Głównym tematem, poza historią walki wieczoru była konfrontacja K-1 z RISE oraz innymi promotorami (chociaż w większości byli to również fajterzy RISE). RISE i reszta Japonii wygrała rywalizację 9:7.
W co-main evencie Kaito Ono stoczył fenomenalną walkę z Masaakim Noirim. Obaj cały czas byli blisko siebie i wymieniali kombinacje, szukając luk w obronie rywala. Poziom, który został tu zaprezentowany, był naprawdę kosmiczny. Sędziowie nie mogli wyłonić wygranego w trzech rundach, więc zarządzili dodatkową, po której musieli komuś przyznać wygraną. Lepszy okazał się Kaito, który sprawił niespodziankę, pokonując jednego z najlepszych kickbokserów na świecie bez podziału na kategorie.
Jak Kento Haraguchi napoczął Hideakiego Yamazakiego ciosami sierpowymi, to okazało się to początkiem końca. Były mistrz K-1 ledwo dotrwał do końca pierwszej rundy i w drugiej rzucił już wszystko, nie mając nic do stracenia. Haraguchi jednak wykorzystał że rywal jest naruszony i dalej trafiał. Akcję przerwał sędzia w drugiej odsłonie.
Rukiya Anpo wygrał po trzech rundach z Kosei Yamadą, wykorzystując dużą przewagę zasięgu, a także jednocześnie będąc ostrożnym w obronie, nie dając się złapać na żaden z prawych sierpów przeciwnika przy skracaniu dystansu.
Wydawało się, że przez większość pierwszej rundy Gonnapar nie może skrócić dystansu i gra na zasadach Taiju Shiratoriego, ale pod koniec Taj zamknął rywala na linach i podczas akcji prawy na prawy posadził go na deskach!
Naprawdę świetną walkę i konfrontację styli przyniósł pojedynek Kana Nakamury i Leony Pettasa. Kan próbował wciągnąć rywala w półdystans, pokazując przy tym świetną pracę nóg i rotację głową, a Pettas starał się wykorzystywać swoją przewagę warunków. Ostatecznie minimalnie u dwóch sędziów wygrał Nakamura, a u jednego wyszedł remis.

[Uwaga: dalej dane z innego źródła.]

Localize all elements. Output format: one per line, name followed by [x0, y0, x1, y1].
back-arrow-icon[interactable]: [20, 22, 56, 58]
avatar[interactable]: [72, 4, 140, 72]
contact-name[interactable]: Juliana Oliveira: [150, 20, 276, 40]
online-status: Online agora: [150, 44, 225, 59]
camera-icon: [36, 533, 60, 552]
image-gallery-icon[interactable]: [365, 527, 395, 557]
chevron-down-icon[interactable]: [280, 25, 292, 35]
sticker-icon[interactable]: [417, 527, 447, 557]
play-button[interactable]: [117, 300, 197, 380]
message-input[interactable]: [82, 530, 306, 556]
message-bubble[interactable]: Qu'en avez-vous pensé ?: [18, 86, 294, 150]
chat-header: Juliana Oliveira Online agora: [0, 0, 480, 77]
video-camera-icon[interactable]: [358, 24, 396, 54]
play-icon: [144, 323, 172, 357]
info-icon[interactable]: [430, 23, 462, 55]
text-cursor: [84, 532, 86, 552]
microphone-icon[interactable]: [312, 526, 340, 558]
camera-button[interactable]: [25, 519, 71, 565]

Prawdziwy ogień przyniosła krótka, ale bardzo efektowna konfrontacja YA-MAN-a z Ryusei Ashizawą. „Catfish” był liczony już po pierwszej wymianie, ale wstał i jak przewidywano, podjął dalsze wyzwanie, ale ostatecznie został znokautowany przez „króla walki ulicznej” jak przedstawia się YA-MAN-a.
Trzy razy Hiromi Wajima posyłał na deski Noah Beya, ale nie mógł go skończyć. Za każdym razem, gdy lewa ręka Japończyka docierała do głowy „Black Panthera”, ten był w niemałych tarapatach. Udało mu się przetrwać, ale to kolejne bolesne doświadczenie byłego mistrza RISE po szybkim KO od Kaito Ono w kwietniu.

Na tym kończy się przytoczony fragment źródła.